94 - Lumbar XLIF and Bilateral Percutaneous Pedicle Screw Fixation Performe...

#94 Lumbar XLIF and Bilateral Percutaneous Pedicle Screw Fixation Performed all in Lateral Position

Lumbar Therapies and Outcomes

Poster Presented by: J. Buric

Author(s):

J. Buric (1)
D. Bombardieri (1)
C. Del Gaizo (1)

(1) CDC Villa Torri, Spine Surgery, Bologna, Italy

Abstract

Objective: Evaluation of the feasibility, technical difficulty and clinical results in performing combined lumbar XLIF and bilateral percutaneous pedicle screw fixation done all in lateral position.

Background: Lumbar XLIF and bilateral percutaneous pedicle fixation is a valuable minimally invasive approach for achieving an useful and solid lumbar circumferential fusion in selected cases. Currently, a change in the position of the patient on the operating table from lateral to prone is used. Theoretically, being able to perform both approaches in the same position, would significantly reduce surgical time.

Materials and Methods: Fifteen consecutive patients were submitted to a circumferential fusion done in the same, lateral, position. There were 9 female and 6 male patients, mean age 52 years. Low back pain due to degenerative disc disease were the prevalent symptom and pathology, respectively. Follow-up was recorded for operation time and walk out of bed timing and compared to the group of patients operated previously in whom the change in position was used. Clinical outcome was evaluated with VAS and ODI scores.

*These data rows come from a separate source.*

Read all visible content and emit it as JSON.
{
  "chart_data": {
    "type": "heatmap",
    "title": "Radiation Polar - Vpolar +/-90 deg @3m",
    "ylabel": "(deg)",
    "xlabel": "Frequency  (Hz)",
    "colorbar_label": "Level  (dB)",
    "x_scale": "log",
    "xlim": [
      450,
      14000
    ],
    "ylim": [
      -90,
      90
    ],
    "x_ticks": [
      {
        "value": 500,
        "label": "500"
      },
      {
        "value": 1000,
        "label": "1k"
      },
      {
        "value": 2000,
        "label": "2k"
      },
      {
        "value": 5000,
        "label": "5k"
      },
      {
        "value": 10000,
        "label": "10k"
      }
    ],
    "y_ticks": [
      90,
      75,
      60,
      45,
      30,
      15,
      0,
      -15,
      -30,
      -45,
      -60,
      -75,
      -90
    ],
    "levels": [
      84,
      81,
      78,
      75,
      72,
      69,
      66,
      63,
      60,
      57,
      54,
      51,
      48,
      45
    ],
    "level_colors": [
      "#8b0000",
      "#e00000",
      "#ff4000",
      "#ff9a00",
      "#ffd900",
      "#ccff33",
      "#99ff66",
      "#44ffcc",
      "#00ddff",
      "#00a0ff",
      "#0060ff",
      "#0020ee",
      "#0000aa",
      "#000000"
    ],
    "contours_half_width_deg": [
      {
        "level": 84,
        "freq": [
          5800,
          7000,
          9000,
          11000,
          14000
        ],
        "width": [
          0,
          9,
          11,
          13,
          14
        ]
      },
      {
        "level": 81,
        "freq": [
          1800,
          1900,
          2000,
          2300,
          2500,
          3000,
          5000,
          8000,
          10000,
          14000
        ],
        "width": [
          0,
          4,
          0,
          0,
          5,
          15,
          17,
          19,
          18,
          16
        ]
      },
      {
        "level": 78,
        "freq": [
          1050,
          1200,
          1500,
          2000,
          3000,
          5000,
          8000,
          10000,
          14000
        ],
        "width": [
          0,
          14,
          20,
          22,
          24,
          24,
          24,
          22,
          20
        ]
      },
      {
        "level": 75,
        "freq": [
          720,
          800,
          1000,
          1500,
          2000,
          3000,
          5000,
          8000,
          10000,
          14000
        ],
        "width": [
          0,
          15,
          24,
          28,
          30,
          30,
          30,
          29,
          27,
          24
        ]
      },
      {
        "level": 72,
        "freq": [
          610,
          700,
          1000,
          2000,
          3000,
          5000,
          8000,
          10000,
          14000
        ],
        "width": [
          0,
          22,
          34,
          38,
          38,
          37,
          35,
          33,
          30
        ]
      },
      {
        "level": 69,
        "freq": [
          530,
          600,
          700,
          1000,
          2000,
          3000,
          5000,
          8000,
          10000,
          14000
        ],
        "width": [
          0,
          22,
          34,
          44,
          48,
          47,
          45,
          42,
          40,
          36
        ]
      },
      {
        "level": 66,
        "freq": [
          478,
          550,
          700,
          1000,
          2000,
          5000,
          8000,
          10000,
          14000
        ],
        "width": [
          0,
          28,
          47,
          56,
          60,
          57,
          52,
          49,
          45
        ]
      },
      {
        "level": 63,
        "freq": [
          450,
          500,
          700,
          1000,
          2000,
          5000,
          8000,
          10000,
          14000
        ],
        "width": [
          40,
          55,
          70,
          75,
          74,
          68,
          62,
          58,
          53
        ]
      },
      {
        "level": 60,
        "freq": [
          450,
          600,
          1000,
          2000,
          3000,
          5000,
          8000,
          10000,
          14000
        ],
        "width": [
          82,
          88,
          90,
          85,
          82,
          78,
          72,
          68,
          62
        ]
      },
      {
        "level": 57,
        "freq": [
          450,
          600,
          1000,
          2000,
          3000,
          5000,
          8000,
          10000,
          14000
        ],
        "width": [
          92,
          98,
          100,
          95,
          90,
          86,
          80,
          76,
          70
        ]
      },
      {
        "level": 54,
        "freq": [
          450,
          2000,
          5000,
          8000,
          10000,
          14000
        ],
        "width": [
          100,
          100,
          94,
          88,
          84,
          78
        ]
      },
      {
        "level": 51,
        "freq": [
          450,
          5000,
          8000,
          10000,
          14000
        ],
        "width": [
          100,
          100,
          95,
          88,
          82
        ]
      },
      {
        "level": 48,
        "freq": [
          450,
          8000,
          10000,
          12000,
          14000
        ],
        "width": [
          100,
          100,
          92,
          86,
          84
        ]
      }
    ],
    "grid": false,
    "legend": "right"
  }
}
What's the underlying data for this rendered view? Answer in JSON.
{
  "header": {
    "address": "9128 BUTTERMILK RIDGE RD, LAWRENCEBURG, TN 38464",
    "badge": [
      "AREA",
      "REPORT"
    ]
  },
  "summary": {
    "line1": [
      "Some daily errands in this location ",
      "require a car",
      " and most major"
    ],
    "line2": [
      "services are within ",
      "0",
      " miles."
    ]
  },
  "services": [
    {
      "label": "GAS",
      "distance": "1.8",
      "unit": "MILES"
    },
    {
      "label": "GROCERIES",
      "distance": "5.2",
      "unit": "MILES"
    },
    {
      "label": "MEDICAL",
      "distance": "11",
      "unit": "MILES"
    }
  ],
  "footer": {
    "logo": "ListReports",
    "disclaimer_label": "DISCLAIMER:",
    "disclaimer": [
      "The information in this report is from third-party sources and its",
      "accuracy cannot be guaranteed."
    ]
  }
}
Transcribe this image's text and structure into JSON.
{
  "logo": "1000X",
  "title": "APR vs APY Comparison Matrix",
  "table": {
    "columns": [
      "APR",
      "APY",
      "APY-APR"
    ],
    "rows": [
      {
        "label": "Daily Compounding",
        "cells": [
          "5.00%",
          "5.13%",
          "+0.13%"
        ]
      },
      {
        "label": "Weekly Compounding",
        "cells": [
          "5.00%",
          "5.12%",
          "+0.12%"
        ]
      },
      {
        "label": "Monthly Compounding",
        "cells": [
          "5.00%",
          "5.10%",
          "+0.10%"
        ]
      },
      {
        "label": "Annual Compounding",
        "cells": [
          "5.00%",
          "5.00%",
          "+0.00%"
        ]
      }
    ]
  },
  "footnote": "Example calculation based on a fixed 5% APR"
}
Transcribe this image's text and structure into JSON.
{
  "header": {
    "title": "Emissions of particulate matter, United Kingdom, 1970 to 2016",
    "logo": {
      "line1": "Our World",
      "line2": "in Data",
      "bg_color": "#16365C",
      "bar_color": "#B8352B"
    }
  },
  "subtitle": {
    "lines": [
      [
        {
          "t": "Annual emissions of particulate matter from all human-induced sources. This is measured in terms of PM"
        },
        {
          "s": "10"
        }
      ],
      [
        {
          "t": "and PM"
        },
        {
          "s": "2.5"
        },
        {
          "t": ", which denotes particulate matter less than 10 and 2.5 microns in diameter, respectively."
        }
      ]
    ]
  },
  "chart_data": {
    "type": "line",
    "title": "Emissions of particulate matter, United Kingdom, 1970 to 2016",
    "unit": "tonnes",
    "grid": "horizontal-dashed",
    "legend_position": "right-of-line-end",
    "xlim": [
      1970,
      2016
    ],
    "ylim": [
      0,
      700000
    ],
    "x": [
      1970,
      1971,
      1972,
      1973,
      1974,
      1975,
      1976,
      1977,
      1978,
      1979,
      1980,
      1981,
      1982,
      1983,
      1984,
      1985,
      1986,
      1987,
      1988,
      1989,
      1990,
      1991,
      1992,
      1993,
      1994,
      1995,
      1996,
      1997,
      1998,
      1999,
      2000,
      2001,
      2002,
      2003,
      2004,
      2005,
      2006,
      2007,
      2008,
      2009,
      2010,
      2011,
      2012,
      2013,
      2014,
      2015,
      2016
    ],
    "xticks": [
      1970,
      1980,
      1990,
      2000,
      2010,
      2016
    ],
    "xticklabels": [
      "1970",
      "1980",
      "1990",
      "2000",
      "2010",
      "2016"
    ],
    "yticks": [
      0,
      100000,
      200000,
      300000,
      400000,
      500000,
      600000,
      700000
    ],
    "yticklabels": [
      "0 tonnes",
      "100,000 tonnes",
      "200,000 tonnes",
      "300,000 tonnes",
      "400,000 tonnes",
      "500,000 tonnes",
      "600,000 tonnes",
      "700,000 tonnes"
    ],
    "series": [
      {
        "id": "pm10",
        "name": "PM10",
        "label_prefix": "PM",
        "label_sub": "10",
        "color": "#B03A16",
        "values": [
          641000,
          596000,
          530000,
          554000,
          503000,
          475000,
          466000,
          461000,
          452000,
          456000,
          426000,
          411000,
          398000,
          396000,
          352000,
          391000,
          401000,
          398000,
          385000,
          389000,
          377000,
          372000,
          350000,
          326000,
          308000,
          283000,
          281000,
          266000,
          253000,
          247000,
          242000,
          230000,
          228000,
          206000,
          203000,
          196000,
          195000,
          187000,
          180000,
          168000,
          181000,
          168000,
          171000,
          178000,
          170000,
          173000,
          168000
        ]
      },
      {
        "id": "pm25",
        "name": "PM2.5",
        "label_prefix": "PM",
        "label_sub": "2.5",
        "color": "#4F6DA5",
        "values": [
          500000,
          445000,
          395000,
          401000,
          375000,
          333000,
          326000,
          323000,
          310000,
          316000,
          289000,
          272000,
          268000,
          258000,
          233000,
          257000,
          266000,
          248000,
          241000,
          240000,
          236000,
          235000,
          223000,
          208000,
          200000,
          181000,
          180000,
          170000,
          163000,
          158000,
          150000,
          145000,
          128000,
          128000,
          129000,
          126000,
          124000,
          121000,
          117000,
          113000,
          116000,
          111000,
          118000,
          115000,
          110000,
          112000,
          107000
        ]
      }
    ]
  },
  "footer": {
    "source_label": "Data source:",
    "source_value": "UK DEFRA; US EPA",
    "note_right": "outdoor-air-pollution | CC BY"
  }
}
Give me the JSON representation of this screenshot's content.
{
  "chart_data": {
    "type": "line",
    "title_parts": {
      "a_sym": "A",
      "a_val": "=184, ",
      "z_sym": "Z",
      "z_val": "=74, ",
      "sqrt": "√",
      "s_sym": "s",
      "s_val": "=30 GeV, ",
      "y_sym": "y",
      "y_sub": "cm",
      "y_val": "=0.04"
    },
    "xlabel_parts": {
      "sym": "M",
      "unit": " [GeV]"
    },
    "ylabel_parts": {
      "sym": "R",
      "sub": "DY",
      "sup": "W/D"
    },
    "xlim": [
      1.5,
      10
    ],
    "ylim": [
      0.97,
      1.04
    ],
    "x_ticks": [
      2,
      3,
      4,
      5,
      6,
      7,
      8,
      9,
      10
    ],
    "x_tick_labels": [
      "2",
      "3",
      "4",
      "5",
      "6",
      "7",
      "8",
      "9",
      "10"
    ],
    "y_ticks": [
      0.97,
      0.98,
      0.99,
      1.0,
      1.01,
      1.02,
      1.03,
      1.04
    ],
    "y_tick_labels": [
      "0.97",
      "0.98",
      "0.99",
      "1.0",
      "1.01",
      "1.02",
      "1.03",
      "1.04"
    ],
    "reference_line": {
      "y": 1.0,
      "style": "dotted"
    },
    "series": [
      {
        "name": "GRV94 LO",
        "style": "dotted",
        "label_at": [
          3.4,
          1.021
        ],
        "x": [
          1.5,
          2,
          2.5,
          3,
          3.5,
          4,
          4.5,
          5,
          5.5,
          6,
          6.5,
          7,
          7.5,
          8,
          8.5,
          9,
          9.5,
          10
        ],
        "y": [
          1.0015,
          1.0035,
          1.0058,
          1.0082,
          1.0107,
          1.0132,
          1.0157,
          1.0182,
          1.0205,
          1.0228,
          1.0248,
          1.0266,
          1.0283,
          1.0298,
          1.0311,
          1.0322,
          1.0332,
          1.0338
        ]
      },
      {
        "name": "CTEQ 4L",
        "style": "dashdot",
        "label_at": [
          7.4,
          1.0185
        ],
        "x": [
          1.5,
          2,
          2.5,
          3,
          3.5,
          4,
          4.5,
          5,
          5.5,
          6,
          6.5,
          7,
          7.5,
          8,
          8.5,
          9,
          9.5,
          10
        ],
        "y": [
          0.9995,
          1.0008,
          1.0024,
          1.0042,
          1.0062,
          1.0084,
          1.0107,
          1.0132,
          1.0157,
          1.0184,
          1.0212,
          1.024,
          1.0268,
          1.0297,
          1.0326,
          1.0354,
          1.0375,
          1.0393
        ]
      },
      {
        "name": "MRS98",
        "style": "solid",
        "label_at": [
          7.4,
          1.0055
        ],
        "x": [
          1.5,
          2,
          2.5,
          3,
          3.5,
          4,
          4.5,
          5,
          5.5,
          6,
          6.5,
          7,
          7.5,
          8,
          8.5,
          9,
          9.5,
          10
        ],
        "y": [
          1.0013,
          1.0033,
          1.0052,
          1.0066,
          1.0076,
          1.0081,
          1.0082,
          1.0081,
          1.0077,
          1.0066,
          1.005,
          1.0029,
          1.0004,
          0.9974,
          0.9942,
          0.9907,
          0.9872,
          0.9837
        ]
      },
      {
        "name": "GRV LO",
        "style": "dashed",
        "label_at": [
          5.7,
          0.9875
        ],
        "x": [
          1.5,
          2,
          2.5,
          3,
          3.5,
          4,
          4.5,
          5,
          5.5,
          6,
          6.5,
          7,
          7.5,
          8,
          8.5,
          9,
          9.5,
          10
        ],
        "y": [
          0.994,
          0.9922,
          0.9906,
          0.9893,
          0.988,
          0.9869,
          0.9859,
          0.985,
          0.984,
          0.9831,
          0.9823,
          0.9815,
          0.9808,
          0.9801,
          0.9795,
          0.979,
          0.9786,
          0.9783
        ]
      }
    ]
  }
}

Results: Seven patients performed a two-level circumferential fusion, fife at L3-L5 levels and two at L1-L3 levels while 8 patients performed the procedure on a single level (six on L4-L5 and two on L3-L4). Mean surgical time was 79 (±14) minutes (29 for XLIF and 50 for pedicle fixation) for one level and 114 (±21) minutes (54 for XLIF and 60 for pedicle fixation) for more than one level surgery. Average time lap between the XLIF part and pedicle screw part of the procedure was 6 (±2) minutes. As compared to the usual approach with the change in position, approximately 20 minutes were saved. There was no significant difference in walk out of bed timing as well as no difference was found for clinical outcome scores (VAS and ODI). No differences in screw positioning were found on post-op X-rays between the two groups as well as no additional complications were noted in this group of patients as compared to the patients operated previously with the change in position.

Conclusions: Lumbar circumferential fusion with XLIF and bilateral percutaneous pedicle screw fixation performed in lateral position seems a useful modification of the standard procedure done in two different positions. The main advantage is time saving. Technical challenge in performing the procedure in lateral position is slightly more demanding due to different patient orientation however, the learning curve is short and after a few cases the timing of the approaches between prone and lateral position equals. No differences in clinical and radiological outcomes and complication rates were noted.